Key projects and schedule
- Honeypot Road land-application site (SRF): plans and specifications submitted; consultant said the Division of Water Infrastructure review and plan/spec approval letter are prerequisites to advertising for bids.
- Water-system improvements: four bundled waterline work packages (Bennetts Creek crossing, Carter’s Road reconnection, a transmission main and Highway 158 line extension) have been submitted to permitting and are under state review.
- School wastewater projects (Buckland and T.S. Cooper): plans were near completion; one large project includes principal forgiveness and a loan component.
- 300,000‑gallon elevated storage tank: geotechnical work scheduled; consultant expects subsurface exploration in November followed by design and permitting.
Funding and debt
Consultants presented a summary of expected SRF funding for the portfolio. One consolidated estimate showed combined annual debt service of about $130,000 if projects were completed at once; principal forgiveness will reduce the net loan amounts. County staff indicated the plan was to use capital-reserve funds (article-designated sales-tax proceeds) to smooth near-term debt service rather than assigning costs directly to the small number of current utility customers.
Fluoride-treatment pilot
County staff and consultants outlined a pilot plan that will test three treatment approaches for fluoride removal at a demonstration scale: (1) reverse osmosis (RO), (2) bone-char carbon media, and (3) anion-exchange systems. The board was told proposals for pilot testing were being obtained and the county expects testing to begin no later than January; staff said they will present the pilot scope and ask the board to review before work begins.
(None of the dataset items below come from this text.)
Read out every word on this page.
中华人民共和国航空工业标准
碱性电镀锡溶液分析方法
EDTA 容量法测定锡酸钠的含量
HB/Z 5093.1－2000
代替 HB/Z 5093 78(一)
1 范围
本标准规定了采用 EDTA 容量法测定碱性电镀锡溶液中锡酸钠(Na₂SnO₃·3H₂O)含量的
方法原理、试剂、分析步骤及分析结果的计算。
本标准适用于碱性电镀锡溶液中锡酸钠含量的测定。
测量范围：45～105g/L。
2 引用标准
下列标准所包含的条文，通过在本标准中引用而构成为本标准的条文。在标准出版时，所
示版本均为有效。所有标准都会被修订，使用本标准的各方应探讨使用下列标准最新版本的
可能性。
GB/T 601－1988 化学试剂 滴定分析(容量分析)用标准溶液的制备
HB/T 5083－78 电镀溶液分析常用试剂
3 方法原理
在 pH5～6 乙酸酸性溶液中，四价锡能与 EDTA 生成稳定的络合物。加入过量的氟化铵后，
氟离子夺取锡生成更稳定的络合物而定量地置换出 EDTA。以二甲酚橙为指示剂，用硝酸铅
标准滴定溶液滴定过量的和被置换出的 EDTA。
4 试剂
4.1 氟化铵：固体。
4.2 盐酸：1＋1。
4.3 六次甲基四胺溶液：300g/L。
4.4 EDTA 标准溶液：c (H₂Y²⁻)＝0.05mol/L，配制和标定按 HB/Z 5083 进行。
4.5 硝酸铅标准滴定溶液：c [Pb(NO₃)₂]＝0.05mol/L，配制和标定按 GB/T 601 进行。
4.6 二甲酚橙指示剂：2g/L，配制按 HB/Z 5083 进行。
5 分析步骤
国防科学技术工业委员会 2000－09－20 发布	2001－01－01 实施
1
Why it matters: The projects together represent multi-million-dollar infrastructure investments intended to expand service areas, replace aging assets and address water-quality issues. The fluoride pilot will determine a technical and cost-effective remedy before the county selects a full-scale treatment approach.
Quotes and technical notes
Leo Green, an engineer with Green Engineering, told the board that portions of the asset-assessment and mapping work were complete: "Those portions are 100% complete," he said when describing the water and sewer inventory and GIS deliverables, and he said the firm was addressing state reviewer comments.
Next steps
Consultants expect to return with procurement-ready packages, after which the board will see requests for resolutions and authority-to-award documents required by SRF and LGC rules. Staff said they will schedule a board presentation after the state completes its review and before major procurement actions. The board asked staff to provide the pilot scope for review prior to authorizing the pilot test.
Ending: County staff told commissioners they expect several projects to be under contract by mid‑next year if state reviews proceed on the current timetable. Board members asked for continued briefings as pilot proposals and bid packages clear final review.